Das einleitende „Capriccio Malinconico“ strapaziert mit facettenreichen Staccati und präziser Akzentuierung alle rhetorischen Möglichkeiten des solistischen Spiels aus dem Geist der Gegenwart heraus. Hierbei schafft Selalmazidis eine zeitlos erhabene, präludierende Struktur, die eine direkte Verbindung von Bachs Solowerken mit zeitgenössischen Ausdrucksformen herzustellen vermag – eine starke Visitenkarte des Künstlers, der nach seiner Übersiedlung nach Griechenland und dem Studium unter anderem bei Zakhar Bron in Köln internationale Anerkennung fand.
Auch das „Poem“ und „Inner Light“ – die anderen Eigenkompositionen – überzeugen durch ihre eigenständige Klangsprache.

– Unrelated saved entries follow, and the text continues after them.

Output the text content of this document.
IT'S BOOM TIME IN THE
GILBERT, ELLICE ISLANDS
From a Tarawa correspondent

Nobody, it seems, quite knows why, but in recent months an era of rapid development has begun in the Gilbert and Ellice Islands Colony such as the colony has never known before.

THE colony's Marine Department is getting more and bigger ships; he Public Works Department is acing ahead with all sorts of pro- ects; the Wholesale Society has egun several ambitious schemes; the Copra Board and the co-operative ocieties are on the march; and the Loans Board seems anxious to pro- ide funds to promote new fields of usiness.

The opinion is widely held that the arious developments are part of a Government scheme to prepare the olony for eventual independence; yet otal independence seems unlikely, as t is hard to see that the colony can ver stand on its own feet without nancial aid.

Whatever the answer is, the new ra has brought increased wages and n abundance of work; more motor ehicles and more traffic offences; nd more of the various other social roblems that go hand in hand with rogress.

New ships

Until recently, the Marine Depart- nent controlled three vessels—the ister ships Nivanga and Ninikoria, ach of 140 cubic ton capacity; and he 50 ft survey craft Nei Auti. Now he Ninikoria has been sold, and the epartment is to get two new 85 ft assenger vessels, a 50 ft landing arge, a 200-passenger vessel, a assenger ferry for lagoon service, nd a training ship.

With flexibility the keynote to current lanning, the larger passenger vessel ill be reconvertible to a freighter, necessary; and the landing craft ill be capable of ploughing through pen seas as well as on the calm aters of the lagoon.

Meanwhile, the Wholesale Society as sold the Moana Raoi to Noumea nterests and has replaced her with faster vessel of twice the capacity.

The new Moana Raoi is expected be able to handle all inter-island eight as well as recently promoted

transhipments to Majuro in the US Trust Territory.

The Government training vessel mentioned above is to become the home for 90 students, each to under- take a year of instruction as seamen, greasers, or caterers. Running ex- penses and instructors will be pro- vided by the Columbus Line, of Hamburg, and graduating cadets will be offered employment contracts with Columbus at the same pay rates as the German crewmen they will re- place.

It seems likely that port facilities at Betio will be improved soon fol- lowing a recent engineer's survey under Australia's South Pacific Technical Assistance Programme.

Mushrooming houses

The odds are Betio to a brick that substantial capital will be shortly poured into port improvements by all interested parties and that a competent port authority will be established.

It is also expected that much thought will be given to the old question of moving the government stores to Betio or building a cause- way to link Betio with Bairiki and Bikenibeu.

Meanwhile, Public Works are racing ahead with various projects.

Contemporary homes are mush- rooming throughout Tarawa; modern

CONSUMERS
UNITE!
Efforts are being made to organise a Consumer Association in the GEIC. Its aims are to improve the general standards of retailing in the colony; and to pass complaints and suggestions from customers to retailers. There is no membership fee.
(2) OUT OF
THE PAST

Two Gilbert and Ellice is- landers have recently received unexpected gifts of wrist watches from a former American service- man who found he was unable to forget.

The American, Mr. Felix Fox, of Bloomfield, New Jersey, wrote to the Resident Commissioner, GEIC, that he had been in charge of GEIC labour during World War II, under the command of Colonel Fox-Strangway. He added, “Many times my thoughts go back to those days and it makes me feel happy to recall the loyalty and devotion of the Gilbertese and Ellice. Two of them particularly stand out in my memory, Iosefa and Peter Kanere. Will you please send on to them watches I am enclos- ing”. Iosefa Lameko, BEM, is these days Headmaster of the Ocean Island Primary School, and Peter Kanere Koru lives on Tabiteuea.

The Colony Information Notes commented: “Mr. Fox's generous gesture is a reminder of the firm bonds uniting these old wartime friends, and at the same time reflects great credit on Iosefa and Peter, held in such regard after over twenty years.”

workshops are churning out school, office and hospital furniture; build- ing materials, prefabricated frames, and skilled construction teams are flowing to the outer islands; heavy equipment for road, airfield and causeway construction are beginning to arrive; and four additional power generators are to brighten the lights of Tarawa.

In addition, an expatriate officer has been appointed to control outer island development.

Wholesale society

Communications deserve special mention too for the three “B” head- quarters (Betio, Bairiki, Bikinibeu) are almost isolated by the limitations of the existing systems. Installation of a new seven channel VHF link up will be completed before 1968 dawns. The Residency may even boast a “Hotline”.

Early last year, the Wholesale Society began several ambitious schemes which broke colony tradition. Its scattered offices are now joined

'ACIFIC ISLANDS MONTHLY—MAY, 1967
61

Im „Poem“ baut Selalmazidis auf den Arpeggien des ersten Stückes auf, schafft jedoch durch nuancenreiches Spiel und reizvolle Glissando- und Pizzicato-Passagen Momente kontemplativer Innenschau. „Inner Light“ wiederum bildet mit seiner ätherischen Magie in der Klangverschmelzung einen meditativen Gegenpol zur Virtuosität, wobei mächtige Spannungsbögen aus scheinbar einfacher Struktur dem Stück eine raumgreifende Weite verleihen.
Meisterhafte Interpretationen des klassischen Repertoires
Gabriel Faurés sinnliches Charakterstück „Après un rêve“ interpretieren Selalmazidis und Elizbarashvili im entschleunigten Duospiel ganz aus der Tiefe heraus. Die subtile Tonformung hin zu Größe und Grandeur schlägt wiederu eine natürliche Brücke zu Selalmazidis‘ eigener Klangsprache in der wirkungsvollen Dramaturgie dieses CD-Programms.

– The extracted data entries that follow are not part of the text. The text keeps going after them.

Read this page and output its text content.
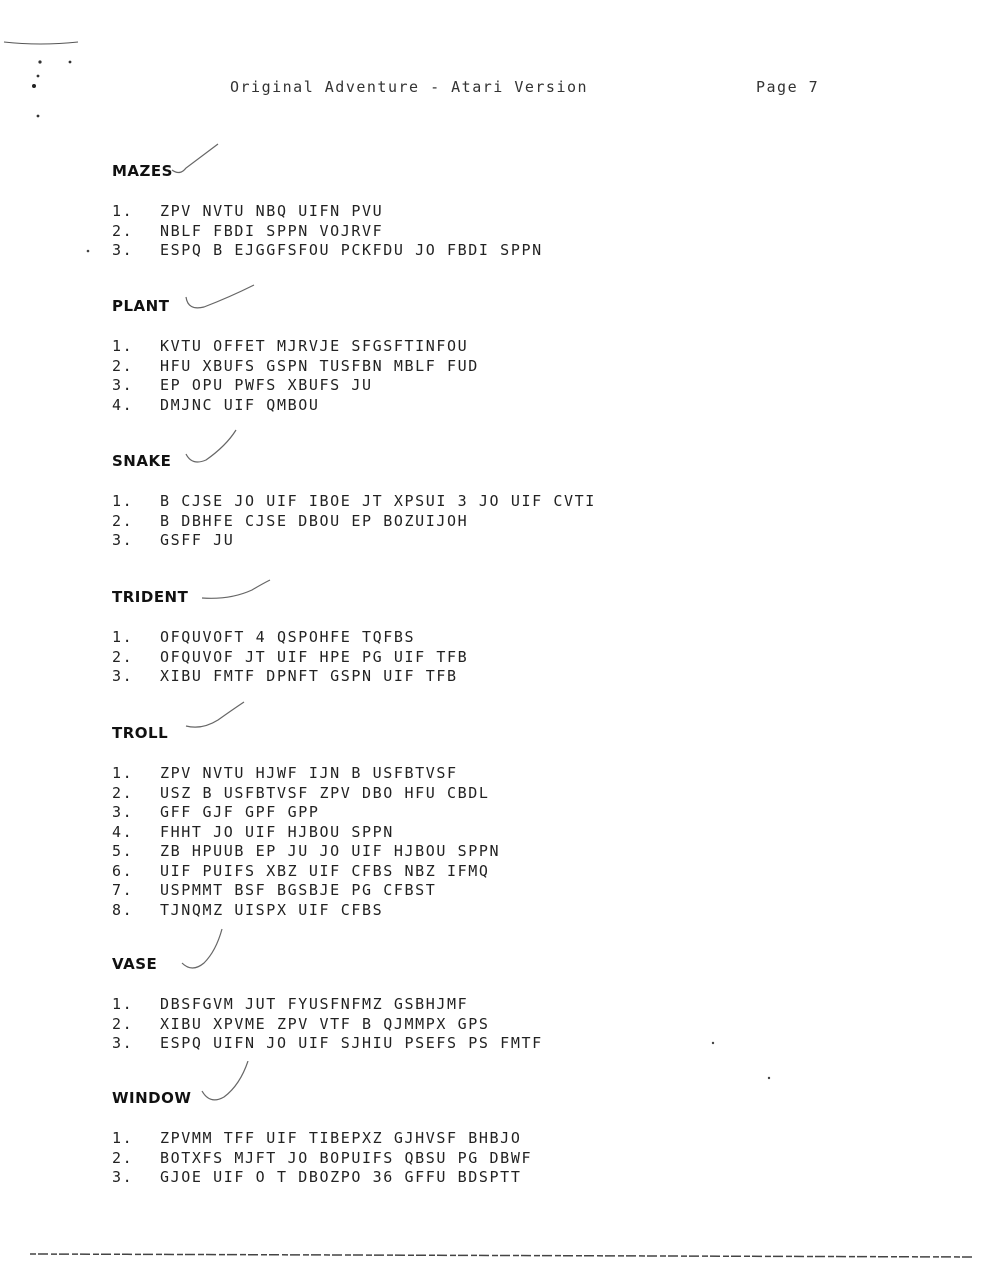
Original Adventure - Atari Version	Page 7
MAZES
1.	ZPV NVTU NBQ UIFN PVU
2.	NBLF FBDI SPPN VOJRVF
3.	ESPQ B EJGGFSFOU PCKFDU JO FBDI SPPN
PLANT
1.	KVTU OFFET MJRVJE SFGSFTINFOU
2.	HFU XBUFS GSPN TUSFBN MBLF FUD
3.	EP OPU PWFS XBUFS JU
4.	DMJNC UIF QMBOU
SNAKE
1.	B CJSE JO UIF IBOE JT XPSUI 3 JO UIF CVTI
2.	B DBHFE CJSE DBOU EP BOZUIJOH
3.	GSFF JU
TRIDENT
1.	OFQUVOFT 4 QSPOHFE TQFBS
2.	OFQUVOF JT UIF HPE PG UIF TFB
3.	XIBU FMTF DPNFT GSPN UIF TFB
TROLL
1.	ZPV NVTU HJWF IJN B USFBTVSF
2.	USZ B USFBTVSF ZPV DBO HFU CBDL
3.	GFF GJF GPF GPP
4.	FHHT JO UIF HJBOU SPPN
5.	ZB HPUUB EP JU JO UIF HJBOU SPPN
6.	UIF PUIFS XBZ UIF CFBS NBZ IFMQ
7.	USPMMT BSF BGSBJE PG CFBST
8.	TJNQMZ UISPX UIF CFBS
VASE
1.	DBSFGVM JUT FYUSFNFMZ GSBHJMF
2.	XIBU XPVME ZPV VTF B QJMMPX GPS
3.	ESPQ UIFN JO UIF SJHIU PSEFS PS FMTF
WINDOW
1.	ZPVMM TFF UIF TIBEPXZ GJHVSF BHBJO
2.	BOTXFS MJFT JO BOPUIFS QBSU PG DBWF
3.	GJOE UIF O T DBOZPO 36 GFFU BDSPTT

Mit Alfred Schnittkes „A Paganini“ demonstriert Selalmazidis sein ganzes Potenzial, wenn es um hochkonzentrierte Durchdringung der vielen Kontraste in der Musik des 20. Jahrhunderts geht. Die heiklen Doppelgriffe und Flageoletts meistert er mit spielerischer Leichtigkeit, während der organische Wechsel zwischen Strich und Pizzicati und die bewusste Vermeidung eines plakativen „Teufelsgeigenspiels“ von interpretatorischer Reife zeugen. Elizbarashvili sorgt am Klavier mit markantem Anschlag, auch in leisen Phasen dominant, für das harmonische Fundament, auf dem sich die Geigenstimme in der ganzen Spiellust dieses Interpreten (und auch Komponisten) entfalten kann.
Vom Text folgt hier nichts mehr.